Work (Life) After Maternity Leave

To retain top talent, companies have to reconsider how they manage new mothers returning to work.
Having a baby is a huge milestone in any couple’s life. But how does one navigate a newborn while also continuing to pursue career ambitions? For mothers, it is an especially tall order and a tough adjustment.

But studies show that companies that invest in stronger maternity benefits are able to retain the top talent and save money at the same time.

In East Africa, the laws on maternity leave vary by country. For example, in Uganda, female employees are entitled to 60 working days maternity leave; while in Tanzania, a woman has to have been an employee for at least six months to qualify for the 84 days of paid maternity leave.

Last year in Kenya, there was a legislative proposal to double the maternity leave from three to six months with the goal of boosting the health of mothers and babies, as per World Health Organization recommendations. But nothing became of the proposal.

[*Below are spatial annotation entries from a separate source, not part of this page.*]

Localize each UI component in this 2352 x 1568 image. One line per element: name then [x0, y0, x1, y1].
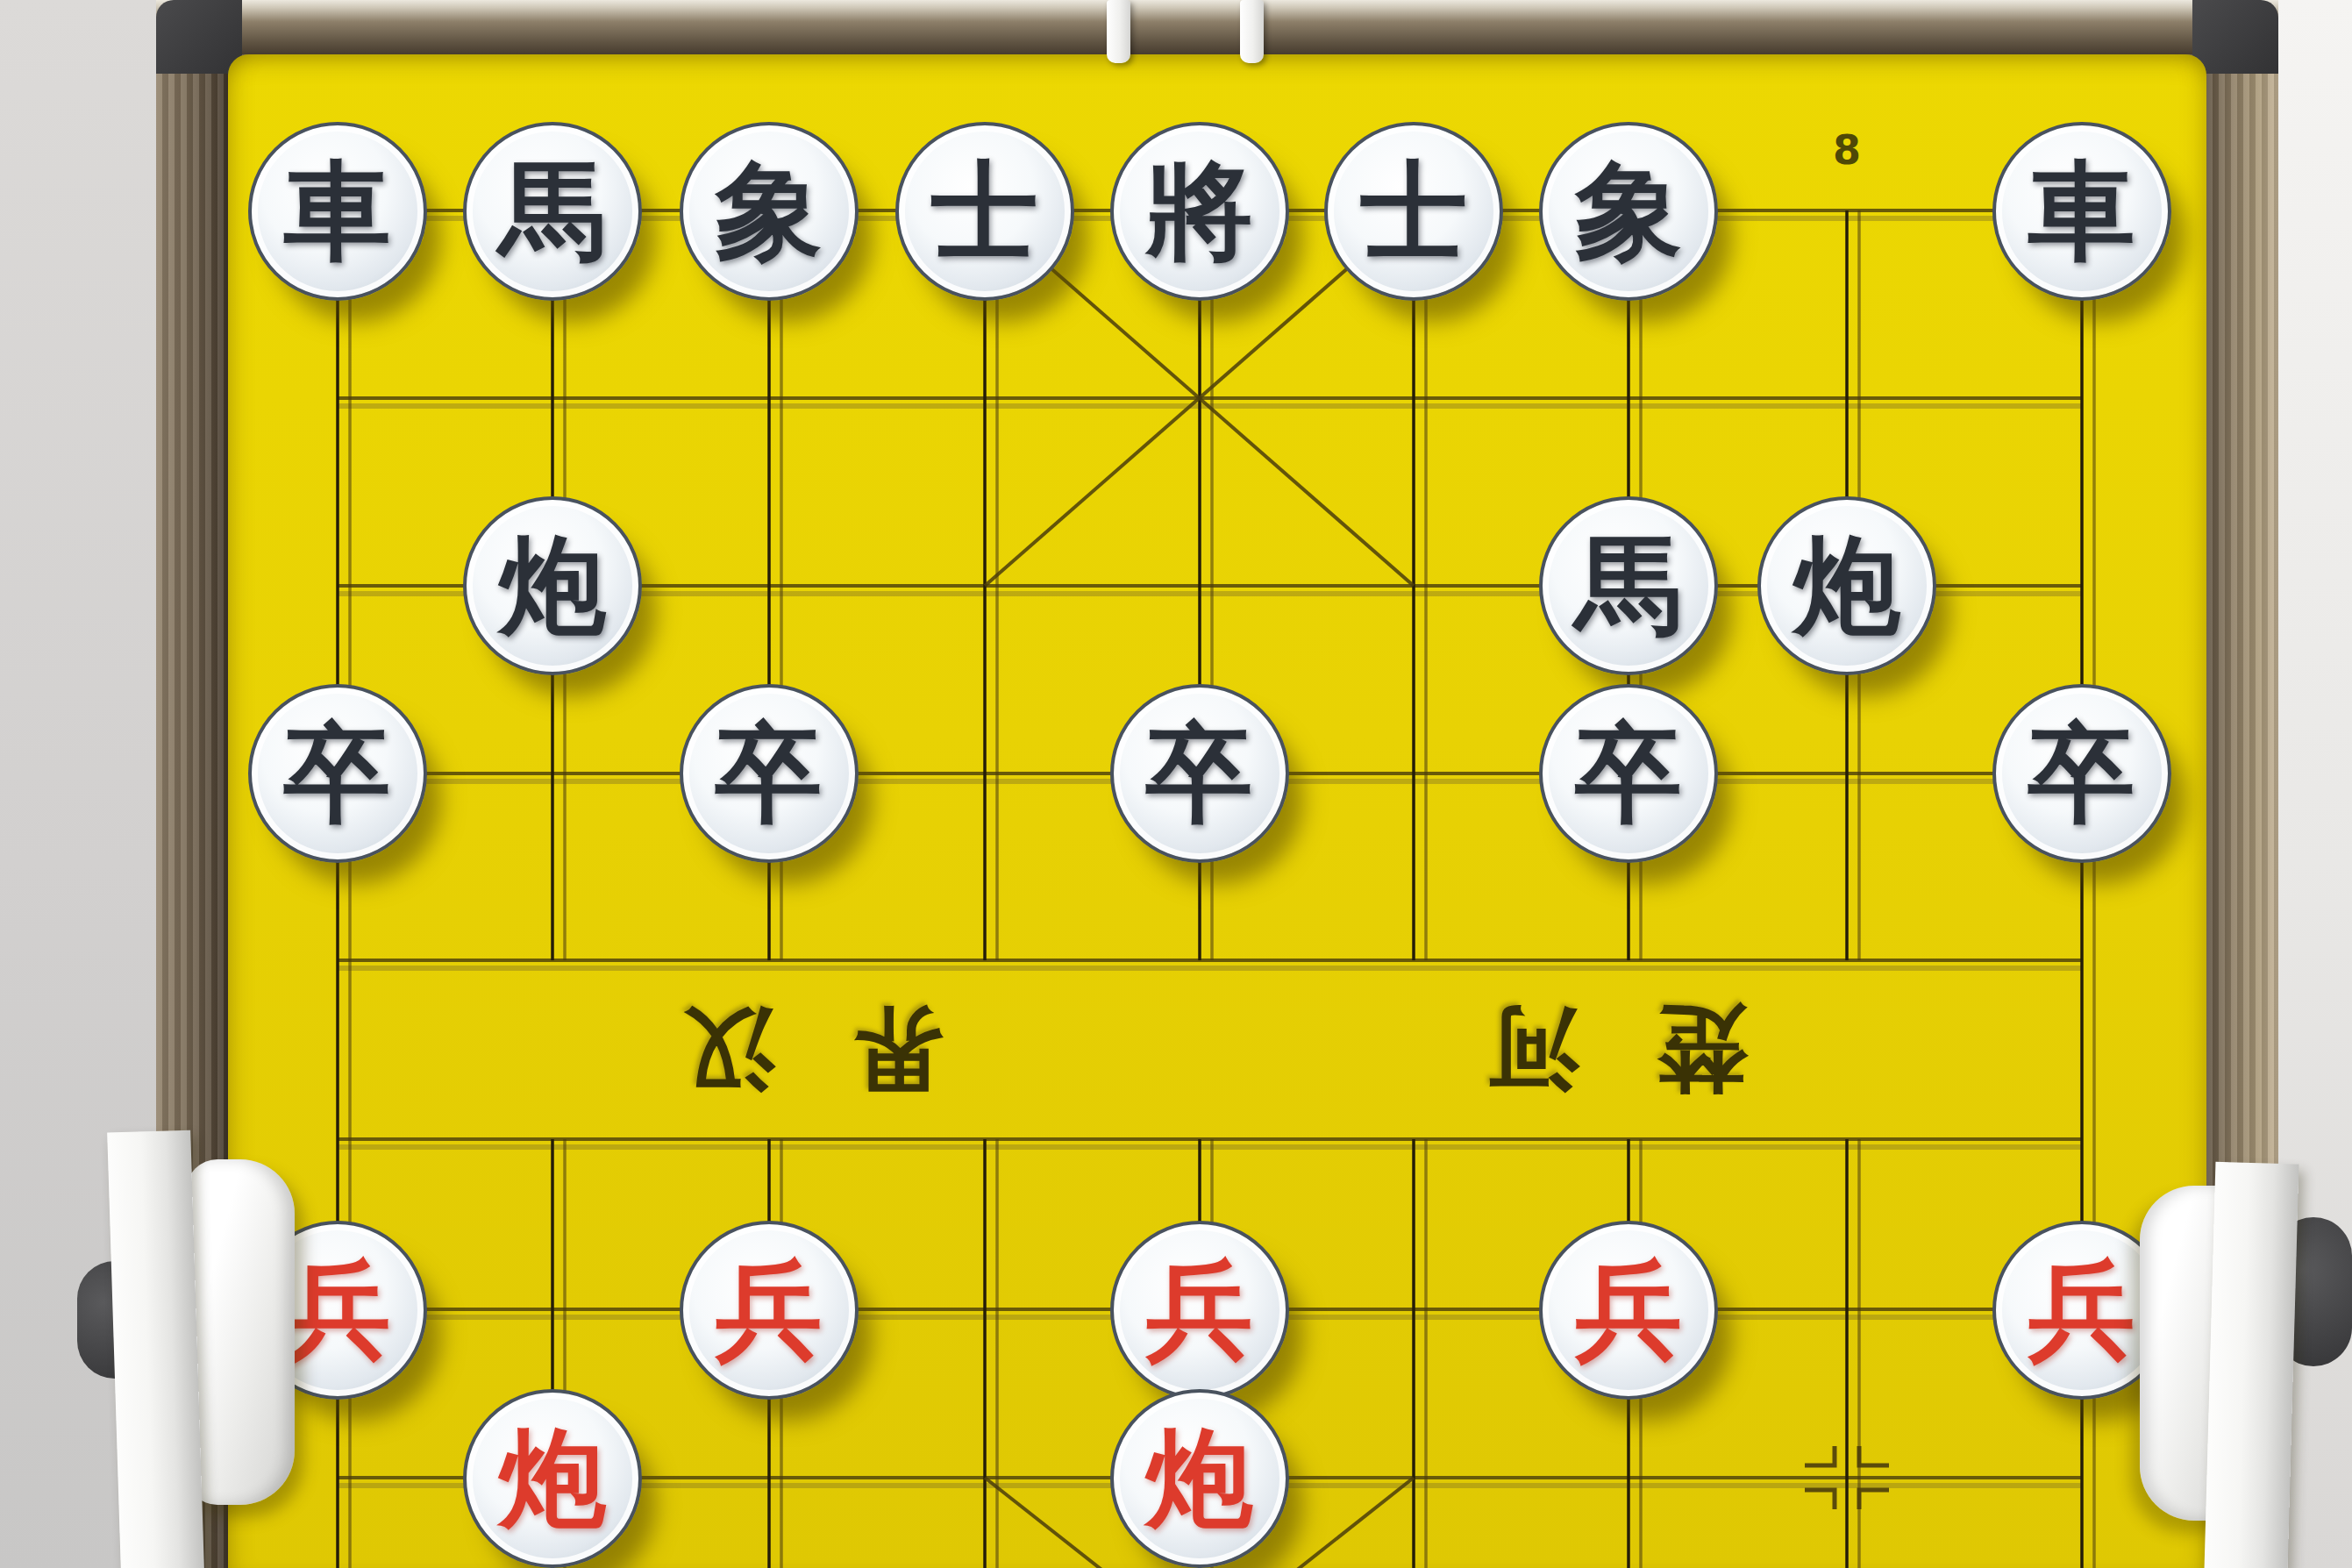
- piece-glyph: 兵: [1146, 1257, 1253, 1364]
- piece-glyph: 炮: [499, 1425, 606, 1532]
- piece-glyph: 士: [1360, 158, 1467, 265]
- piece-red-兵[interactable]: 兵: [1110, 1221, 1289, 1400]
- piece-glyph: 象: [716, 158, 823, 265]
- piece-black-馬[interactable]: 馬: [1539, 496, 1718, 675]
- piece-glyph: 炮: [499, 532, 606, 639]
- piece-black-炮[interactable]: 炮: [1757, 496, 1936, 675]
- piece-glyph: 卒: [1575, 720, 1682, 827]
- frame-rail-top: [156, 0, 2278, 54]
- piece-black-炮[interactable]: 炮: [463, 496, 642, 675]
- piece-black-將[interactable]: 將: [1110, 122, 1289, 301]
- left-stand-clamp: [186, 1159, 295, 1505]
- piece-black-馬[interactable]: 馬: [463, 122, 642, 301]
- piece-glyph: 卒: [716, 720, 823, 827]
- piece-black-士[interactable]: 士: [895, 122, 1074, 301]
- piece-red-炮[interactable]: 炮: [463, 1389, 642, 1568]
- board-frame: 界汉 楚河 8 車馬象士將士象車炮馬炮卒卒卒卒卒兵兵兵兵兵炮炮: [156, 0, 2278, 1568]
- piece-glyph: 將: [1146, 158, 1253, 265]
- piece-black-象[interactable]: 象: [680, 122, 859, 301]
- photo-scene: 界汉 楚河 8 車馬象士將士象車炮馬炮卒卒卒卒卒兵兵兵兵兵炮炮: [0, 0, 2352, 1568]
- piece-red-炮[interactable]: 炮: [1110, 1389, 1289, 1568]
- xiangqi-board: 車馬象士將士象車炮馬炮卒卒卒卒卒兵兵兵兵兵炮炮: [230, 118, 2206, 1563]
- piece-glyph: 炮: [1793, 532, 1900, 639]
- piece-glyph: 卒: [284, 720, 391, 827]
- piece-glyph: 兵: [2028, 1257, 2135, 1364]
- piece-black-卒[interactable]: 卒: [1992, 684, 2171, 863]
- piece-black-卒[interactable]: 卒: [1539, 684, 1718, 863]
- piece-black-車[interactable]: 車: [248, 122, 427, 301]
- piece-black-卒[interactable]: 卒: [248, 684, 427, 863]
- piece-red-兵[interactable]: 兵: [680, 1221, 859, 1400]
- right-stand-bar: [2205, 1162, 2299, 1568]
- piece-glyph: 卒: [1146, 720, 1253, 827]
- hanging-clip-icon: [1240, 0, 1264, 63]
- left-stand-bar: [107, 1130, 204, 1568]
- piece-glyph: 兵: [1575, 1257, 1682, 1364]
- piece-red-兵[interactable]: 兵: [1539, 1221, 1718, 1400]
- piece-black-卒[interactable]: 卒: [1110, 684, 1289, 863]
- board-surface: 界汉 楚河 8 車馬象士將士象車炮馬炮卒卒卒卒卒兵兵兵兵兵炮炮: [228, 54, 2206, 1568]
- hanging-clip-icon: [1107, 0, 1130, 63]
- piece-black-象[interactable]: 象: [1539, 122, 1718, 301]
- piece-glyph: 兵: [716, 1257, 823, 1364]
- piece-glyph: 炮: [1146, 1425, 1253, 1532]
- piece-glyph: 士: [931, 158, 1038, 265]
- piece-glyph: 車: [2028, 158, 2135, 265]
- piece-glyph: 馬: [1575, 532, 1682, 639]
- piece-glyph: 卒: [2028, 720, 2135, 827]
- piece-black-卒[interactable]: 卒: [680, 684, 859, 863]
- piece-glyph: 車: [284, 158, 391, 265]
- piece-glyph: 馬: [499, 158, 606, 265]
- piece-glyph: 兵: [284, 1257, 391, 1364]
- piece-black-車[interactable]: 車: [1992, 122, 2171, 301]
- piece-black-士[interactable]: 士: [1324, 122, 1503, 301]
- piece-glyph: 象: [1575, 158, 1682, 265]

For many new mothers, however, the difficulty does not come from actual maternity leave, but how companies adjust to their needs once they treturn to work - including the need to breastfeed and provide basic childcare.
a recent Kenyan Come Home placement candidate and new mother, the difficulty does not come from actual maternity leave, but how companies adjust to new mothers once they return to work. 

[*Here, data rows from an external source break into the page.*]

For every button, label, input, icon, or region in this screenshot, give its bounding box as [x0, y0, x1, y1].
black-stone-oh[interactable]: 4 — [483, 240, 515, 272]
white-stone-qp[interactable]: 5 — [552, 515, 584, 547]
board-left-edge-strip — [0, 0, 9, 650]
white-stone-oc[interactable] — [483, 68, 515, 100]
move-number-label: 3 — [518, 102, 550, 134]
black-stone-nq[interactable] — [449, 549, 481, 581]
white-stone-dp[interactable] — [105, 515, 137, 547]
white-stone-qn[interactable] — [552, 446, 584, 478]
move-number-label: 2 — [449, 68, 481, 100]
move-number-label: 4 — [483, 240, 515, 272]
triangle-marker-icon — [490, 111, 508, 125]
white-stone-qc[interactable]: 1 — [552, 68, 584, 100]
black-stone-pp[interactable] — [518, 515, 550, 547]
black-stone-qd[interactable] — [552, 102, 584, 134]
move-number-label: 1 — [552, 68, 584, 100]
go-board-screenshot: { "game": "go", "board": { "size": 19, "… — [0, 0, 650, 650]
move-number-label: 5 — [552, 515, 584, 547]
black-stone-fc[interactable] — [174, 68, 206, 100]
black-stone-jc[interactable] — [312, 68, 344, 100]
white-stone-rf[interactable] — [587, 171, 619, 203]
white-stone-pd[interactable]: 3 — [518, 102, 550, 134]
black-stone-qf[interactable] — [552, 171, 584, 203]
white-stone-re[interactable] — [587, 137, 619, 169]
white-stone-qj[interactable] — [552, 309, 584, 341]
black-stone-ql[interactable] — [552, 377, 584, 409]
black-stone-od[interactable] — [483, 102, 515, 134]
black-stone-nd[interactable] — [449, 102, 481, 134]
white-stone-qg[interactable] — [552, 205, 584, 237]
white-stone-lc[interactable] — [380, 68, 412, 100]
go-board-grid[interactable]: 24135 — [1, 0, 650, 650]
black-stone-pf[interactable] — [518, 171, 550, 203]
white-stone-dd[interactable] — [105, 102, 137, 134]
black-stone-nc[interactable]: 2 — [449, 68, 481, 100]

One company that has become a pillar example for its maternity benefits is Safaricom, which is consistently considered one of the top places to work in East Africa. 
The International Finance Corporation (IFC) recently lauded Safaricom's childcare program for working mothers as a best practice that promotes career grwoth. The business impact has included improved punctuality as well as reduced absenteeism and stress.
Vodafone, which owns 40 percent of Safaricom, reviewed its maternity leave policy in 2015 after commissioning an audit that found the cost of recruiting and training new employees to replace women exiting the workforce after childbirth costs up to $47 billion each year. In comparison, the cost of offering working mothers 16 weeks of fully paid maternity leave would cost an additional $28 billion.
As a result, Safaricom's maternity leave policy now includes a 16-week fully paid leave and a 30-hour week on full pay for the first six months. They also offer on site creches and a strong 'bring your child to work' policy, overall creating one of the best maternity and post-maternity leave portfolios in East Africa. 
Another African company that is doing this right is Pick n Pay, which is one of the few South African companies that offers 11 months of maternity leave instead of the usual four months required by law.

Pick n Pay Head of Corporate and Group Strategy, David North, says that good maternity benefits help to build trust and loyalty between employer and employee.

“Pick n Pay has always sought to provide good employee benefits," he says. 'A majority of our employees are women, and we know that maternity benefits are important to them.”